未題

短編より短い短編小説

不和の兆し

 “日本を変えるのは君だ。”

 貼り出されたポスターに目眩がする。となりに集う若者数名はお互い名刺を交換しながら、ぜひ起業しましょう、と握手を交わす。目がぎらぎらしている。独特の野心が漂ってくる。この手の“パーティー”は日本中で行われているんだなあ、とわたしはおもう。

 「君はなにがしたい?どうなりたい?」

 白紙の紙っきれを渡され、現実的に可能か不可能かなんて考えず望みを書きなよ、と言われた。わたしは相手の意図が汲みきれず疑問符を浮かべる。やたらぱりっとしたスーツを着込む男性はさあ、とけしかけるように声をかける。
 だいたいこのひとはどこのだれなんだ、そういうことはお構いなく、謎の審査を通過しながらお偉いらしいひとと会う。

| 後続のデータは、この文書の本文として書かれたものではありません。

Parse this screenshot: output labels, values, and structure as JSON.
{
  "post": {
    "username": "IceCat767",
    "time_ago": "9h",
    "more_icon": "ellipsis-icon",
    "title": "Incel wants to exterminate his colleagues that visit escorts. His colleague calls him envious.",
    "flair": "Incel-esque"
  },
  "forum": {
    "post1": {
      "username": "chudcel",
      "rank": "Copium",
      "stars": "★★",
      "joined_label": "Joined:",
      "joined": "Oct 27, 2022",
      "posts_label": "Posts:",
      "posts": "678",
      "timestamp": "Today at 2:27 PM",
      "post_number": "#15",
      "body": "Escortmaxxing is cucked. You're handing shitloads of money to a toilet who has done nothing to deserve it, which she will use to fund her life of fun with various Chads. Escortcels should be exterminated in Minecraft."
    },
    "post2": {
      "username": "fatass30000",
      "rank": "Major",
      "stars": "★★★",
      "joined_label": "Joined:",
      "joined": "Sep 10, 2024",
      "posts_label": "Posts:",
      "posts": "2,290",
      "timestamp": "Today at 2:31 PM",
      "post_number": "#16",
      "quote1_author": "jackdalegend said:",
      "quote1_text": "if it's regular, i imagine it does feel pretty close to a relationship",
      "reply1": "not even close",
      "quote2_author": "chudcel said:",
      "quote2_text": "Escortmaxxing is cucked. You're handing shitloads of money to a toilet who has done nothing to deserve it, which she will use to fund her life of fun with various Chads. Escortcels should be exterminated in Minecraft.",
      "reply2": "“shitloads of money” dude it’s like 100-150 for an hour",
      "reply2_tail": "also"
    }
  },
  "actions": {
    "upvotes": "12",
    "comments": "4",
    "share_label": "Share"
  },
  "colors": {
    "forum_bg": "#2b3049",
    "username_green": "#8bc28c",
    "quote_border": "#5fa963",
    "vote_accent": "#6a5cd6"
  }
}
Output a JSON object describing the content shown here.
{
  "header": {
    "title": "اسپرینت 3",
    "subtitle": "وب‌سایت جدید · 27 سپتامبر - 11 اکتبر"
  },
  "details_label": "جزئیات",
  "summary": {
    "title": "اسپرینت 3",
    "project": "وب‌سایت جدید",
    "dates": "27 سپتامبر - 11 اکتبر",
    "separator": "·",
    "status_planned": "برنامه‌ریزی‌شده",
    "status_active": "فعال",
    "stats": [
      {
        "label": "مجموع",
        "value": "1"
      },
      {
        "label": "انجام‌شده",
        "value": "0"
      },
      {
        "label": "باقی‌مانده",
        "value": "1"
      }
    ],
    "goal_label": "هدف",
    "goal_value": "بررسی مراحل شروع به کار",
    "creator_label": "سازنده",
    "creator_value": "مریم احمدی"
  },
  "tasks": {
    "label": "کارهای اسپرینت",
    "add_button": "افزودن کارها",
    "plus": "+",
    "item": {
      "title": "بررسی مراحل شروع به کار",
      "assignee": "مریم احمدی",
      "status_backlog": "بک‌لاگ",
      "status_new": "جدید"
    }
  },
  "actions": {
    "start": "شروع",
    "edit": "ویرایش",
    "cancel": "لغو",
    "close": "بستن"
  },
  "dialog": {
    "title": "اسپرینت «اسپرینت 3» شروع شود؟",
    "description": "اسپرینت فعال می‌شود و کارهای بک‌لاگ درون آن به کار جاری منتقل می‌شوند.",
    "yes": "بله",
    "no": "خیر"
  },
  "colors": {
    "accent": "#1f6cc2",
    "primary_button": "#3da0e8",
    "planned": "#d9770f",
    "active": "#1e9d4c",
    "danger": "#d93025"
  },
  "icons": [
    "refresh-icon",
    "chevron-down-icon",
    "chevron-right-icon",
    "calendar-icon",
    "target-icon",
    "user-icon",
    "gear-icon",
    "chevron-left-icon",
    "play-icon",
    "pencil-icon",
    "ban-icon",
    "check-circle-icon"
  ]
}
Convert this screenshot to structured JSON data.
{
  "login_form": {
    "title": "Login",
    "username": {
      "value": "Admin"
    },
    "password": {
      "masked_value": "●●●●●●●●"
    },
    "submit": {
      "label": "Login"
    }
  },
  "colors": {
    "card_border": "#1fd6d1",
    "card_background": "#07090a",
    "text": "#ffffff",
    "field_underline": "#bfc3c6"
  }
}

 「ビジネスは自分のやりたいことをやるんじゃない。要は需要と供給なんだな。」

 レジュメよろしく印刷された起業メソッドに目をとおすともっともらしいことが書かれている。はあ、とひとまず頷きながらも“講義”はつづく。

 「たとえば君、母親のすきな色はわかるかい?」

 わかりません。

 「では、すきなたべものを知っているかい?」

 わかりません。

 「ほらな。つまり君はさ、母親の需要すら知らないわけだよ。」

 男は自身で誘導しておきながら、まるで鬼の首を獲ったかのように言った。わたしはもやっとする。なんにも知らないこの男にわたしたちの親子関係についてとやかく言われる筋合いはない。けれど、黙っておく。黙るに図星とおもった男は、その後もなにやら壮大なはなしをつづけていた。

 「どうだった?すごいひとだろう?」

 大阪の一等地に構えるマンションを出る。街並みに溶け込む時間がかかる。わたしはうーん、と一旦唸る。正体が掴みきれない。だから正直に言った。

 「なにに追われているんですか?」
 「え?」

 彼は首を傾げた。

 「言いたいことはわかります。けれど、なにか大切なものを見落としている気がする。」

 言うと、彼の目が一瞬にしてぎらりと光った。

 「それって俺たちのこと否定してない?」

 射抜くように言われ、わたしはたじろいだ。明らかに先ほどまでとは異なる空気が流れている。大阪の街並みからもう5cm浮いた気がする。

 「否定はしてないです。なんだか、もやっとするだけです。」
 「それは君がふつうだからだよ。俺たちの感性についてこられないだけだ。」

 本格的に怒りはじめたのを察し、わたしは鞄からもらった紙っきれを慌てて取り出すと、彼に押しつけるようにして言った。

 「わたしは島なんて要らない。クルーザーも要らないんです。」

 そして、くるり回れ右をしてから大阪の街を全速力で駆け抜けた。押しつけた紙に書いた願いを彼が受け取ったかは知らない。